Die Tracht der Frauen hat sich in den Dörfern des Schlitzerlandes Jahrhunderte hindurch gehalten, aber sie begegnet uns immer wieder in Abwandlungen. Die Männertracht dagegen gehört seit langem der Vergangenheit an. Vereinzelt trifft man sie noch im Besitz der einen oder anderen Familie oder im Heimatmuseum. Als im Sommer des Jahres 1844 in Darmstadt das Ludwigsmonument enthüllt wurde, hatten sämtliche Landschaften des Großherzogtums Hessen ihre stattlichsten Vertreter beiderlei Geschlechts in der heimatlichen Tracht entsandt. In einem zeitgenössischen Bericht erfahren wir auch etwas über das Aussehen des Paares aus dem Schlitzerland: 'Das Mädchen aus Pfordt trug eine hohe, kegelförmige, zu beiden Seiten mit Wulsten ausgeschmückte schwarze Haube mit der obligaten schwarzen Bandschleife unterm Kinn, eine schwarze, weitärmelige Mutze (Jacke), darüber einen umgeschlagenen gestickten Kragen, ein übers Kreuz auf der Brust geschlungenes rotes Tuch und eine silberne Kette darüber, einen für Oberhessen verhältnismäßig sehr langen, fast bis an die Knöchel reichenden schwarzen Faltenrock mit blauer Schürze, und weiße Strümpfe; der Schlitzer Bursche eine hohe rauhe Mütze mit zur Seite lang herabwallenden, grünen Bändern, ein schwarzes Halstuch, grüne Weste mit weißmetallenen Knöpfen, langen dunkelblauen Oberrock mit kurzem Stehkragen, einer Knopfreihe und zwei Seitentaschen vorne, weiße Kniehosen und weite Querfaltenstiefel bis dicht ans Knie.' - In manchen Schlitzer Papiergeschäften gibt es noch jetzt eine Bildpostkarte, die diese Art der Tracht zeigt.
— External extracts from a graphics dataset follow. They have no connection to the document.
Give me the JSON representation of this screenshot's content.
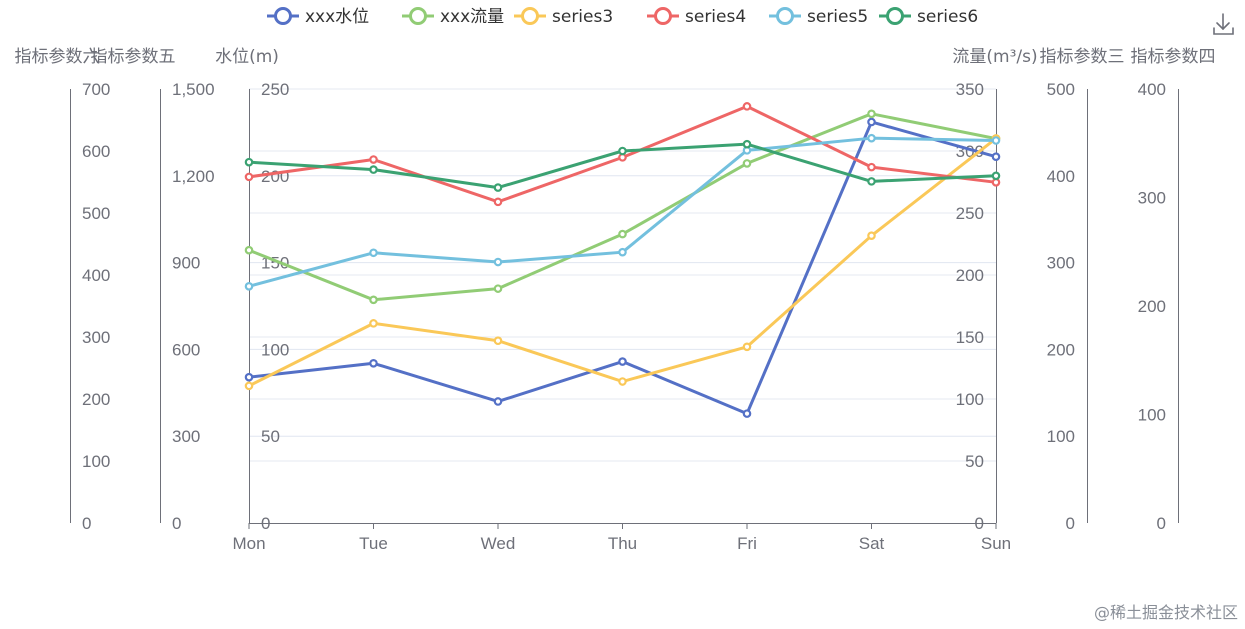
{
  "chart_data": {
    "type": "line",
    "categories": [
      "Mon",
      "Tue",
      "Wed",
      "Thu",
      "Fri",
      "Sat",
      "Sun"
    ],
    "series": [
      {
        "name": "xxx水位",
        "color": "#5470c6",
        "axis": "y0",
        "values": [
          84,
          92,
          70,
          93,
          63,
          231,
          211
        ]
      },
      {
        "name": "xxx流量",
        "color": "#91cc75",
        "axis": "y1",
        "values": [
          220,
          180,
          189,
          233,
          290,
          330,
          310
        ]
      },
      {
        "name": "series3",
        "color": "#fac858",
        "axis": "y2",
        "values": [
          158,
          230,
          210,
          163,
          203,
          331,
          443
        ]
      },
      {
        "name": "series4",
        "color": "#ee6666",
        "axis": "y3",
        "values": [
          319,
          335,
          296,
          337,
          384,
          328,
          314
        ]
      },
      {
        "name": "series5",
        "color": "#73c0de",
        "axis": "y4",
        "values": [
          818,
          934,
          902,
          936,
          1288,
          1330,
          1322
        ]
      },
      {
        "name": "series6",
        "color": "#3ba272",
        "axis": "y5",
        "values": [
          582,
          570,
          541,
          600,
          611,
          551,
          560
        ]
      }
    ],
    "axes": {
      "x": {
        "ticks": [
          "Mon",
          "Tue",
          "Wed",
          "Thu",
          "Fri",
          "Sat",
          "Sun"
        ]
      },
      "y0": {
        "title": "水位(m)",
        "side": "left",
        "min": 0,
        "max": 250,
        "ticks": [
          "0",
          "50",
          "100",
          "150",
          "200",
          "250"
        ]
      },
      "y1": {
        "title": "流量(m³/s)",
        "side": "right",
        "min": 0,
        "max": 350,
        "ticks": [
          "0",
          "50",
          "100",
          "150",
          "200",
          "250",
          "300",
          "350"
        ]
      },
      "y2": {
        "title": "指标参数三",
        "side": "right",
        "min": 0,
        "max": 500,
        "ticks": [
          "0",
          "100",
          "200",
          "300",
          "400",
          "500"
        ]
      },
      "y3": {
        "title": "指标参数四",
        "side": "right",
        "min": 0,
        "max": 400,
        "ticks": [
          "0",
          "100",
          "200",
          "300",
          "400"
        ]
      },
      "y4": {
        "title": "指标参数五",
        "side": "left",
        "min": 0,
        "max": 1500,
        "ticks": [
          "0",
          "300",
          "600",
          "900",
          "1,200",
          "1,500"
        ]
      },
      "y5": {
        "title": "指标参数六",
        "side": "left",
        "min": 0,
        "max": 700,
        "ticks": [
          "0",
          "100",
          "200",
          "300",
          "400",
          "500",
          "600",
          "700"
        ]
      }
    },
    "legend": "top-center",
    "grid": true
  },
  "toolbox": {
    "download_icon": "download-icon"
  },
  "watermark": "@稀土掘金技术社区"
}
Während in anderen Gebieten der Rückgang der Tracht schon lange vor der Jahrhundertwende einsetzte, ist er in der hiesigen Gegend, abgesehen von der Männertracht, erst seit einem Menschenalter spürbar, besonders aber nach dem zweiten Weltkrieg, und seitdem ist er nicht mehr aufzuhalten. Aller Widerstand dagegen, sei es in Wort oder Schrift, den Stolz des Bauertums gegen den Trachtenrückgang aufzurufen, ist vergebens geblieben, weil die eigentliche Ursache nicht gesehen wurde. Man mühte sich um die Erhaltung äußerer Formen, denen der wirkliche Inhalt fehlte: das bäuerliche Gemeinschaftsgefühl. Die fortschreitende Industrialisierung trug natürlich viel zu dem Verfall bei. Das Verschwinden der Hausweberei und ländlichen Färbereien, die Verbesserung und Erleichterung des Beschaffens industriell hergestellter Stoffe sowie der allgemeine Fortschritt der Bildung und Lebenshaltung auf dem Lande übten einen entscheidenden Einfluß aus. Einer der Hauptgründe lag in dem Schwinden der Standes- und Klassenunterschiede. Nach dem Dreißigjährigen Krieg, der Zeit des beginnenden Absolutismus, gaben die Fürsten in ihrer Selbstherrlichkeit Kleiderverordnungen heraus, die den Nichtadligen verboten, kostbare Stoffe zu tragen. Dadurch sollte der Unterschied zwischen Adel und Volk deutlich hervorgehoben werden. Die allgemeine Willkürherrschaft des Adels hatte zur Folge, daß das Gemeinschaftsgefühl der Bauern sich nach außen in der Kleidung zeigte; aus der bäuerlichen Kleidung entwickelte sich allmählich die Tracht. Als nach der französischen Revolution im Laufe des 19. Jahrhunderts durch die fortschreitende Liberalisierung die Macht der Fürsten geringer wurde, fielen auch die Einschränkungen und Verbote, die durch die Kleiderverordnungen bestanden. Es ist natürlich, daß dadurch unter der Landbevölkerung allmählich das Bestreben aufkam, sich nach der 'Mode' zu kleiden, denn man sah die Tracht als altmodisch und rückständig an.

Die Lebensfähigkeit der einzelnen Trachten ist verschieden; sie ist abhängig von der kulturellen Geschlossenheit der Landschaft. Dennoch wird der Verfall der Tracht unaufhaltsam fortschreiten. Das ist bedauerlich, aber nicht mehr zu ändern. Was sich mit unserer heutigen Anschauung und Lebensweise nicht mehr verträgt, ist überlebt und muß absterben. Es wäre unklug, es zu halten, trotz aller Liebe und Verehrung, die man dafür hat.